Dead tiger in Kaziranga

Dead tiger in Kaziranga

Another interesting observation during our safari was the presence of a large number of illegal immigrants from Bangladesh (~5% of the population). They have occupied the land bordering and sometimes encroaching on the reserve, by cutting down forest cover in favor of cultivable land. Now constituting a sizeable vote bank for the local government and claiming ownership of the land not previously their own, they have taken advantage of our porous border and put a further strain on resources.

Vishvakarma Festival and Kamakhya Devi Temple

Filed under: Assam,Religion — namanpugalia @ 3:43 pm

Upon arrival in Guwahati, I noticed that all vehicles were sporting colorful ribbons on their bumpers and windscreens.
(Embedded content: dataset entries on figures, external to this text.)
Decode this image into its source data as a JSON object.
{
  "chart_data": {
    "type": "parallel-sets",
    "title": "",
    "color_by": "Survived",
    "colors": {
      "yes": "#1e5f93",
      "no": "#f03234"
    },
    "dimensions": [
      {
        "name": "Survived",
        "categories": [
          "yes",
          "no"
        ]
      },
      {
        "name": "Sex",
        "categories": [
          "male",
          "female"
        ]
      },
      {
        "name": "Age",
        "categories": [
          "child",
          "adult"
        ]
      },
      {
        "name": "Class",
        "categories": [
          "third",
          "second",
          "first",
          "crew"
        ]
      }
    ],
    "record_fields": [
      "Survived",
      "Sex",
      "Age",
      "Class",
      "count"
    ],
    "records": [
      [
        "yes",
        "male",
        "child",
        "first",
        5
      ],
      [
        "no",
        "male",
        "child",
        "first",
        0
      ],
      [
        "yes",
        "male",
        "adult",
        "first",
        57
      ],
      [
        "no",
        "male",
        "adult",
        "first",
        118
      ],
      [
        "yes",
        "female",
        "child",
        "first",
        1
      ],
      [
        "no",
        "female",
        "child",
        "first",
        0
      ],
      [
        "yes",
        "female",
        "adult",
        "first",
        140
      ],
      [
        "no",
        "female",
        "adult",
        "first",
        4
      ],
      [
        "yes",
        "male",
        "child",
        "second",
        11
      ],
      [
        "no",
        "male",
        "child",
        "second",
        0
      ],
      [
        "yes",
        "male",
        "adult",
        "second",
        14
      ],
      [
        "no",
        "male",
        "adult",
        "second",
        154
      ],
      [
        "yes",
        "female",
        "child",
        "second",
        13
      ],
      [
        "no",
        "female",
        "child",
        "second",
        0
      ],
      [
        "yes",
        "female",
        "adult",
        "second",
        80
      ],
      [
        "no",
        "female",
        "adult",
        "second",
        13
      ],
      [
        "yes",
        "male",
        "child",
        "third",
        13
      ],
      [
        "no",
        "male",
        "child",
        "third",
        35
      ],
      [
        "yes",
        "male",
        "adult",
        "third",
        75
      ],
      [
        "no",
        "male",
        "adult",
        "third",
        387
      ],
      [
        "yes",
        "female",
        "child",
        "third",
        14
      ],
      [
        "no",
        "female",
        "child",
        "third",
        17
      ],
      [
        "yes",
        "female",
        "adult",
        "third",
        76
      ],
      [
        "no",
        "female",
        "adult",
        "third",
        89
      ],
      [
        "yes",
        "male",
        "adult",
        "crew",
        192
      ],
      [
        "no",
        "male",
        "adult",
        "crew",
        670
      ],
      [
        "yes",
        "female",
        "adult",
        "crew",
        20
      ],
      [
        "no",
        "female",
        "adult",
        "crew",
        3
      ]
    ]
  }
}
Before I could request my friend, and host, to explain the significance of the paraphernalia, he told me that the city was celebrating the Vishvakarma festival. That also meant that Guwahati was observing an unofficial holiday. Informal local holidays and bandhs (quiet curfews) are regular features in this part of the country. Alacrity is not a virtue widely possessed  in Assam and the state prides itself on a lahe-lahe (slowly-slowly) culture, indicative of going about business in a sluggish manner.

Decorated rickshaw during Vishvakarma pooja

Decorated rickshaw during Vishvakarma pooja

Lord Vishvakarma is considered the divine engineer of the world. Every year, on September 17th, industrial houses, mechanics, artists, craftsmen, weavers and other professionals (workers) pray to the Lord, thanking him for all his creations. Demographics of a region seem to play an important role in determining religious practices, as is evident in Assam, Bihar and Jharkhand – eastern states which have a large number of industrial workers and, as a result, a vibrant Vishvakarma pooja (prayer). It is an occasion when industrial workers take over the streets, representing a coming out party of the poor.

Pooja stall during Vishvakarma festival

Pooja stall during Vishvakarma festival

Later in the day, I visited the Kamakhya Devi temple, an ancient reservoir perched on a hill with splendid views of Guwahati. It is believed that a piece of Goddess Sita’s abdomen was found at the site, rendering it to be one of 18 holy Maha-Shakti Peethas in India. Priests at the temple claim that everyone can find her/his origins at this temple and that by “touching the water in the reservoir, one will feel his/her roots.”

Kamakhya temple in Guwahati

Kamakhya temple in Guwahati

Different  beliefs can, and do, exist simultaneously and in close proximity in India. This very concurrence is often viewed as the secret behind India’s survival in spite of the rampant heterogeneity that is reflective of our society. Certain priests on a hill proclaimed that their Goddess is the creator of all, whereas down below workers chanted vociferously to thank their God for all that he has created. The creations are tangible; the creator is one’s own version.